Forty eight hours with only half the truth told.

I’ve got stories to finish but the motivation is not there. It’s nice that people say I’m good at stuff, but last weekend my motivation was stolen by a ghost.

Isn’t it sad that old friends hold the power to rewrite your history when they talk to others? Isn’t it sad that those others actually believe it and take it as truth? The truth those others now hold in their heads is a half-light in late autumn; a mirage, and it’s cold. I want to reclaim that truth but I feel I’d just be screaming into a void. At the same time I just don’t want to be a fast-track route for people who once acted horribly to get to feel better about themselves now. I have nothing more to give.

Isn’t it sad that people think ‘being the better person’ is more important than being healthy and getting on with your life? I was so close to being healthy again. There’s people I don’t want to talk to any more and that should be respected. Just like who I have sex with, it’s my choice.

That never maps out to reality though. I mean, in the past, sex has not always been my choice either. And this leads to one final fact. If enough things are forced upon you and enough people keep saying I should forgive, forgive, forgive, it grates enough I want to leave everyone behind.
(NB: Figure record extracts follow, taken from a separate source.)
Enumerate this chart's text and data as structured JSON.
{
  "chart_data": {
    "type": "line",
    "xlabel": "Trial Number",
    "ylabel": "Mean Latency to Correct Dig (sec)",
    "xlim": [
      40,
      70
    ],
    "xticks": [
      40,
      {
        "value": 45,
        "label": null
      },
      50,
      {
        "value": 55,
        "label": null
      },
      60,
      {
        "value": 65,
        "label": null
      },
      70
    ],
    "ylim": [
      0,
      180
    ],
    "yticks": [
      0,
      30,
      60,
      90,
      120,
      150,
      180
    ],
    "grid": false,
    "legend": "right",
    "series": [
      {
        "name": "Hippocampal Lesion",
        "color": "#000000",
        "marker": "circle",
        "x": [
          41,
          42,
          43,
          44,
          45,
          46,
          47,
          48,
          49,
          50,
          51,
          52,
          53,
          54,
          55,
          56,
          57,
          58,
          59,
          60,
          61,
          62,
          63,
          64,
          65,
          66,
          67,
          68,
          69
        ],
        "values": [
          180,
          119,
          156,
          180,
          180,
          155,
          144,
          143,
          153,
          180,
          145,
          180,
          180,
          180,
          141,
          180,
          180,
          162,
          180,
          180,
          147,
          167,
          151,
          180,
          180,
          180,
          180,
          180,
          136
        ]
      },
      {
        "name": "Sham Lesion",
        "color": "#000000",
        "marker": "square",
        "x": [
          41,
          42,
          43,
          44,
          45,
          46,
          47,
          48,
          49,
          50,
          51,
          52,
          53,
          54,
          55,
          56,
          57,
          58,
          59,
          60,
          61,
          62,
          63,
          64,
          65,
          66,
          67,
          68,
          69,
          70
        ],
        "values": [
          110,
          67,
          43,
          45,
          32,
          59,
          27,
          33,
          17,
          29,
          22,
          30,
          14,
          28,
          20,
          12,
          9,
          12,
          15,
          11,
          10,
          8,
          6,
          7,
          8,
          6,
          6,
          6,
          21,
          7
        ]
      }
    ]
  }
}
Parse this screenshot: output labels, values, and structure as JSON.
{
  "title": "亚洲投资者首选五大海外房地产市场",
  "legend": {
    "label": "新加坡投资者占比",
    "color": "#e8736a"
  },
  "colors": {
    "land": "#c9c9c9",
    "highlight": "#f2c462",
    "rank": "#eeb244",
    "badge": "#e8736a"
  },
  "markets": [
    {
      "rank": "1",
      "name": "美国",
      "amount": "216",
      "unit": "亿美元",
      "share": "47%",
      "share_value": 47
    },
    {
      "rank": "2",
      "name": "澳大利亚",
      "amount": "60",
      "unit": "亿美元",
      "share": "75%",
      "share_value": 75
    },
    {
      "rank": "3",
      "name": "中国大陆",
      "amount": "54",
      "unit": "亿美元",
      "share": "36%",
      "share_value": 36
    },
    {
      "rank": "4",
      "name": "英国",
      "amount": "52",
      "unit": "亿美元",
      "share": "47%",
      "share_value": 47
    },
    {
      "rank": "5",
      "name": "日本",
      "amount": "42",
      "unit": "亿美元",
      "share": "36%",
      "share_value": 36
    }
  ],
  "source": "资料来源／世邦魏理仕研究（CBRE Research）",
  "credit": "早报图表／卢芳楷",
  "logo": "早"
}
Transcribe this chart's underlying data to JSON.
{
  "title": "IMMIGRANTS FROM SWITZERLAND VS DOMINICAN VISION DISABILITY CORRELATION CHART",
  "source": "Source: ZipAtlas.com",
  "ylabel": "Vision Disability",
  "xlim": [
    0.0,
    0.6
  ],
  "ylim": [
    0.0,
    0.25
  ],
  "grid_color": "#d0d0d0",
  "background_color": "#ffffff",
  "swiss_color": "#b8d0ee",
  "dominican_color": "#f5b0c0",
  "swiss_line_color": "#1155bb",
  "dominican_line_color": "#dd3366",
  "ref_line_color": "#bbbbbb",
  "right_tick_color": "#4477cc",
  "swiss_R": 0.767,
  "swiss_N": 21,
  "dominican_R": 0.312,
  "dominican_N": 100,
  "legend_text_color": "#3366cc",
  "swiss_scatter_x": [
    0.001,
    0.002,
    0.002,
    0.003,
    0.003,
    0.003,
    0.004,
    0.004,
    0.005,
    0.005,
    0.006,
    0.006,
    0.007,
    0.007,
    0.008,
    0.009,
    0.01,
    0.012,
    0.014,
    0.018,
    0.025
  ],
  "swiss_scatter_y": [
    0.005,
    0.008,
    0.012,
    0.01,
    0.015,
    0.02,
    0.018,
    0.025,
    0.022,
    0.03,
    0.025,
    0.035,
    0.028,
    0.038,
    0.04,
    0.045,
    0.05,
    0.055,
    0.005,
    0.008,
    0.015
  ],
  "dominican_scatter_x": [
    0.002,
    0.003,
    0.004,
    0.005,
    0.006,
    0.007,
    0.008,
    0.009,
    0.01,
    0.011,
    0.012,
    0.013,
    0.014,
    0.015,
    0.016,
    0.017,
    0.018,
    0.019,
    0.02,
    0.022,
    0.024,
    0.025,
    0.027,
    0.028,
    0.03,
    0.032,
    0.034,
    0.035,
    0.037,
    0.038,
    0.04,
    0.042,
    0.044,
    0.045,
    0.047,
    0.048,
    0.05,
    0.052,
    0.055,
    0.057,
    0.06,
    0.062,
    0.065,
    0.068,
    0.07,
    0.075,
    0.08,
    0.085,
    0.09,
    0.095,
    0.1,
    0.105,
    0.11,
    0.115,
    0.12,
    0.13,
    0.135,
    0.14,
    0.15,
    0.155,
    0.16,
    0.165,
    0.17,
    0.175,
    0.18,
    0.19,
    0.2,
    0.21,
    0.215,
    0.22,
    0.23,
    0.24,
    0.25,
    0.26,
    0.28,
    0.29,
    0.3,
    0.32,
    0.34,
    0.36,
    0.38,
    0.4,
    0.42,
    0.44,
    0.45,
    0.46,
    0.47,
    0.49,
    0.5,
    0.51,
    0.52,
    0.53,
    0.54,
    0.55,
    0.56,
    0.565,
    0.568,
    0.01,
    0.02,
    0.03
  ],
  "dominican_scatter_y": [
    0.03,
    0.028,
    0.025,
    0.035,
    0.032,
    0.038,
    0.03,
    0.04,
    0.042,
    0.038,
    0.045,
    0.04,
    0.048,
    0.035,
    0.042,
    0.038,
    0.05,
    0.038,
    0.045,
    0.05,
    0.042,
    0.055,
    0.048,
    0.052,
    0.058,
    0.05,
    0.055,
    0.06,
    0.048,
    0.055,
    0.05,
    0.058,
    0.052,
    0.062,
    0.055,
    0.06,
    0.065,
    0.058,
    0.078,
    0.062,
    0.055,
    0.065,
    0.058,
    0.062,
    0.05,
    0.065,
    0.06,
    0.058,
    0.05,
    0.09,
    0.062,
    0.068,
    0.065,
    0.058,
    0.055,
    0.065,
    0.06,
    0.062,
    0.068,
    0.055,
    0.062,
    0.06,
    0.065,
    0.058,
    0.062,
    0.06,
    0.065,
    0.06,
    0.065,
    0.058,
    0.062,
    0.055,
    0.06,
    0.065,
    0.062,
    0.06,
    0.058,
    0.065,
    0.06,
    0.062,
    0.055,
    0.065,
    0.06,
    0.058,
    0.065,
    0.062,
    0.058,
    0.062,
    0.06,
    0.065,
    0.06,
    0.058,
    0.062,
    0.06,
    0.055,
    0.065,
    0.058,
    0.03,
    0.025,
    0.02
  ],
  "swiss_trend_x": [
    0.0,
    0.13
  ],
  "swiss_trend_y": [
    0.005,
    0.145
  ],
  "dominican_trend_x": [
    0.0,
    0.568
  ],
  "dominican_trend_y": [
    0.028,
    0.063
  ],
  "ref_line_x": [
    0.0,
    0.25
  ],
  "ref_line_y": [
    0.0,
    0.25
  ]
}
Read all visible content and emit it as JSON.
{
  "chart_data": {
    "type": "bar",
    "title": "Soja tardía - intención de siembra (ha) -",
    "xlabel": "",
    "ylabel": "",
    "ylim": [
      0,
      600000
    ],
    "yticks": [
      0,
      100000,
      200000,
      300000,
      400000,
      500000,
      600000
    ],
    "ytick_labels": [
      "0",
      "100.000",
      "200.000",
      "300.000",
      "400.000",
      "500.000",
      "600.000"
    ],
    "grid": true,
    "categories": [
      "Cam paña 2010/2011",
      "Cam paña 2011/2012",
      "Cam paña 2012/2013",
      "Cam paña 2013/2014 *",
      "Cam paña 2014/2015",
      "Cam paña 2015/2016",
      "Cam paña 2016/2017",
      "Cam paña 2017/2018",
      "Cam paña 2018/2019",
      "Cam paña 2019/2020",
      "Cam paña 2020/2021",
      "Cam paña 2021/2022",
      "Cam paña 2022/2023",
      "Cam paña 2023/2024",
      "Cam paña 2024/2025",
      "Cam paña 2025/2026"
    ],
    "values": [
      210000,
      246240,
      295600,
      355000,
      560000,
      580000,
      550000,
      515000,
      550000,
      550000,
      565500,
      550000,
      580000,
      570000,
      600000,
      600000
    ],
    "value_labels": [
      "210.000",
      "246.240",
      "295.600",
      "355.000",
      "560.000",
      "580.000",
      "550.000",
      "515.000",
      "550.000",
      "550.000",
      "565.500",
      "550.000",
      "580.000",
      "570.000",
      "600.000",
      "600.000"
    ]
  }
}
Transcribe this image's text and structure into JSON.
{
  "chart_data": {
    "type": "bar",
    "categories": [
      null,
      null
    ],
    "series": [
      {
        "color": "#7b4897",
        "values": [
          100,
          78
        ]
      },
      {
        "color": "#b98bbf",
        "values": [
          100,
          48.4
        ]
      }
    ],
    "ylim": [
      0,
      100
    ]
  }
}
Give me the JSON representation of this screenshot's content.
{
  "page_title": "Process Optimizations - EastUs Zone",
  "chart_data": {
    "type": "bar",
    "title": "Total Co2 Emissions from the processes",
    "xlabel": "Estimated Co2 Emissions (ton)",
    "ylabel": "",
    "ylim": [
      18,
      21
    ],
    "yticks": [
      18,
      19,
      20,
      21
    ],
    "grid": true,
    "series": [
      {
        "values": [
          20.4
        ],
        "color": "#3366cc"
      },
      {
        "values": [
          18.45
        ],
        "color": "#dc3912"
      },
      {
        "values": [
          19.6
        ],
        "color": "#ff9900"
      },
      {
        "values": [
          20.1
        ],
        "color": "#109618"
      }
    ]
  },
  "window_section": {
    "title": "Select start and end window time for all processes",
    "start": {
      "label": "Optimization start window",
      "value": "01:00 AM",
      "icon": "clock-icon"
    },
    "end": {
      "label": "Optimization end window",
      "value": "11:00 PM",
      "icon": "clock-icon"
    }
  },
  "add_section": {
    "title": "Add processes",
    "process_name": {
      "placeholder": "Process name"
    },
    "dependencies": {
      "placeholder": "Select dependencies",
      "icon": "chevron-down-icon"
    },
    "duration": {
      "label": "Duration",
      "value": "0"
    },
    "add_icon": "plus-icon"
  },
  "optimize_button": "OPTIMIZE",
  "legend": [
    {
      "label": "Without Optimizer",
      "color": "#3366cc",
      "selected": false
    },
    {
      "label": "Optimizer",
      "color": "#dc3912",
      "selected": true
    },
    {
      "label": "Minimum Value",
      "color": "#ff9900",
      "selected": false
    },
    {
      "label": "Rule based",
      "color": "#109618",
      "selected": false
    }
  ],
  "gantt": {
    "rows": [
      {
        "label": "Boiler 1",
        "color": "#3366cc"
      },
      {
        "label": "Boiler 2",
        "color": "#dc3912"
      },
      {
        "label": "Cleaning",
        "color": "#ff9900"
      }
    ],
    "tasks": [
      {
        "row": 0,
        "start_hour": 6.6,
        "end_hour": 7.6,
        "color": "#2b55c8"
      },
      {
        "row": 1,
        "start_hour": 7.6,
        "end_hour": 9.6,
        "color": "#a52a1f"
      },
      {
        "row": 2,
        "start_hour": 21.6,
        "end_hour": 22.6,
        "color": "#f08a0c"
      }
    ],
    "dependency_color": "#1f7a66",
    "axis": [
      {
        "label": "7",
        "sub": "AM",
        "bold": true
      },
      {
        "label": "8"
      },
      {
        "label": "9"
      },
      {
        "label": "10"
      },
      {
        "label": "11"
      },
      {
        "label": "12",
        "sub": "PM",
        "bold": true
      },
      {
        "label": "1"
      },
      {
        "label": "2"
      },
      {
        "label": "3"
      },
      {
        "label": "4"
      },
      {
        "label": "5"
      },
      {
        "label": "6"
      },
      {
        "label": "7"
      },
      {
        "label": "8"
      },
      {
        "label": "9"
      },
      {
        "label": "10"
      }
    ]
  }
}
There’s his voice in the back of my head that says just let it happen. let them tear the skin. let them rip it from you. you’re not important; they are. let them take all your gifts and then take more. will they feel sad if they destroy you? that doesn’t matter – just let them, just let them. it’s easier this way, let them have it. I hate his voice, despite the fact that he saved me many times before, and I want to shut everything out.

The saddest thing of all is, I know of people close to me who have spent years, even decades, trying to get away from unhealthy people, and even when they manage it, start new lives, gain self-esteem again, they get followed by these people who won’t take no for an answer. I don’t want to get to my fifties and still be in this situation.  I wish it wasn’t happening to them. Closure is a bullshit concept and doesn’t taken into account their feelings.

Today, I don’t feel like eating is worth it (his voice is very commanding), but I will try to convince myself. I promise I’ll try. I don’t want to hurt anyone who cares about me.